Define simplicity at the edge, connect despite the center, and don’t ask; just do. How do we do it? Choose your own end point that gives you control. Scoot past the do-gooders. Why does this work? If there’s commoditization, there’s no differentiation. You’ll be forced to become a local utility out of self-interest — or a personal utility. You can create your own networks just by connecting.
How do you find someone if no one knows who no one is? A would give B a route. As you move around, you either tell the other party where you moved to, or the other party needs to re-find you. The middle is not a factor. There’s nothing like IP mobility or handoff.
The key is that the user experience is what you focus on. Any end point needs to be reachable by any end point. Connectivity becomes a local utility, and hauling bits becomes about as bad as hauling garbage. Going to the local marketplace is an inexorable process. Don’t ask, just tell them what you want.
Don’t Tell Me
Don Jackson is vice president of advanced telephony at Tellme Networks Inc..
A lot of us are rearchitecting the phone network. A lot of this is a new way to do the same old things. Let’s try to do a little bit more. Think about the new services like AT&T’s Vonage. It’s POTS. It’s POTS all over again. It’s the same experience voice had. There are some new features, but we’re just rehashing Dial Tone 1.0. Dial tone is an undistinguished commodity. You have no loyalty to any provider. It’s good if you’re a consumer, but it’s not good if you’re a service provider.
I see walled gardens. The only people who can create new services are the people who work for those carriers. They don’t understand Bill Joy’s Law. NTT Docomo really gets this. The thing is the customer relationship and the billing. They want to create new services for their customers. NTT gets to share in the results.
We’re interested in Dial Tone 2.0. Every telephone call is the same. The phone should know more about who I am, what I want to do — and help me to do those things. The Tellme experience is basically that there’s a personal address book. I can start a one-party call. I can transition to a multi-party call.
There are very few standard tools scripting these call flows. The call models were very clever. That’s extremely powerful. In the voice over IP world, they really don’t have that particular thing figured out. To create this demo, I had to write Java code that lives in this specific phone.

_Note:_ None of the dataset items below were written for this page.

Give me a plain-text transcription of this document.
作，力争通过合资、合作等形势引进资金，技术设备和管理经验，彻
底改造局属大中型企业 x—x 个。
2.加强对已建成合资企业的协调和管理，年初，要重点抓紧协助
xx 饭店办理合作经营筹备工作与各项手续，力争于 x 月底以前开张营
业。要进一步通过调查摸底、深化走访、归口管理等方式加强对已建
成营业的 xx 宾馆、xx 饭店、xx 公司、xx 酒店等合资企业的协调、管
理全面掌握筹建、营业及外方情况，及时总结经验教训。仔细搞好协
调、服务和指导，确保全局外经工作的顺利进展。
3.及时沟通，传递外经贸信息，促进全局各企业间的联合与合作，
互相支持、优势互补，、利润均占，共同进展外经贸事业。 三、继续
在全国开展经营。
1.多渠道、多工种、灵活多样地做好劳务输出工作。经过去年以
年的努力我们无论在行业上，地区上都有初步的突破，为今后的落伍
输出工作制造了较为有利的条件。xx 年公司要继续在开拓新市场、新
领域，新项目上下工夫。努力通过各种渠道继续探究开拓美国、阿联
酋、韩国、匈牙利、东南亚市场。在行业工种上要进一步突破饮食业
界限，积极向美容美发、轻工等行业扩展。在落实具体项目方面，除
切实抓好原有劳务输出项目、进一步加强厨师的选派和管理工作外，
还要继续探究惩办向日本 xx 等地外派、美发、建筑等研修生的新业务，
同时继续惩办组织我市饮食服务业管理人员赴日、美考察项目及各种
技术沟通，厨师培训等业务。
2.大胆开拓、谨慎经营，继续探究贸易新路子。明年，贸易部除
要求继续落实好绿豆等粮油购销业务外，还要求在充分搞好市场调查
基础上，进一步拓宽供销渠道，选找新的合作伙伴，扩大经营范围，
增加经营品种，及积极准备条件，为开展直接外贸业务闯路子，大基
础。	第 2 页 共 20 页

[Unfortunately, Jackson’s demo didn’t work, but that’s the way the conference cookie crumbles sometimes.]
Our Knowledge (Son)Net
Earlier this morning, I was unable to blog one of the interstitial presentations. Judith Meskill read a sonnet she’d written as a result of her experiences working in telecom support. What follows is a partial transcript of her introduction, as well as the sonnet itself, courtesy of the Social Software Weblog.
I was a member of the original core team of Pacific Bell Internet and then SBC’s Internet companies. Our in-house technical support was going to be outsourced. I moved from technology to operations to save the center. Long story short, we saved our center, won a number of performance awards, and set a model for all of the technical support departments in the SBC system. When I left SBC, the subsequent leadership did not believe in sharing knowledge, and everything dissolved. What I have done is written an English sonnet about the experience.

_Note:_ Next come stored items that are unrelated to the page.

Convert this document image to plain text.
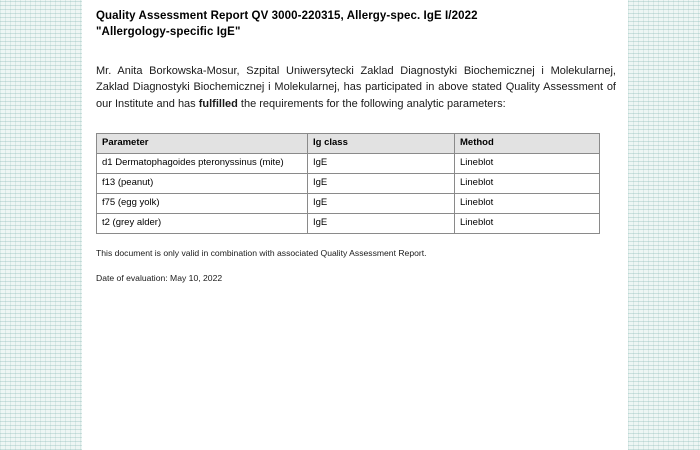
Quality Assessment Report QV 3000-220315, Allergy-spec. IgE I/2022
"Allergology-specific IgE"

Mr. Anita Borkowska-Mosur, Szpital Uniwersytecki Zaklad Diagnostyki Biochemicznej i Molekularnej, Zaklad Diagnostyki Biochemicznej i Molekularnej, has participated in above stated Quality Assessment of our Institute and has fulfilled the requirements for the following analytic parameters:

Parameter	Ig class	Method
d1 Dermatophagoides pteronyssinus (mite)	IgE	Lineblot
f13 (peanut)	IgE	Lineblot
f75 (egg yolk)	IgE	Lineblot
t2 (grey alder)	IgE	Lineblot

This document is only valid in combination with associated Quality Assessment Report.

Date of evaluation: May 10, 2022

The Internet supplies a useful space
in which to serve your customers real-time
and though you do not see them face-to-face
you “feel” them in this cyber-place just fine.
Now SBC was adamant about
a service level for their DSL
with agents who, at times, would scream and shout
and customers who thought they’d gone to hell.
“Plan B” was what we called our “knowledge net.”
Our agents built it out of faqs and stuff.
It made us proud to know that we could get
good answers to our clients — not just fluff.
From 90 to 5 minutes “wait” times fell.
A “bottom-up” support job done quite well.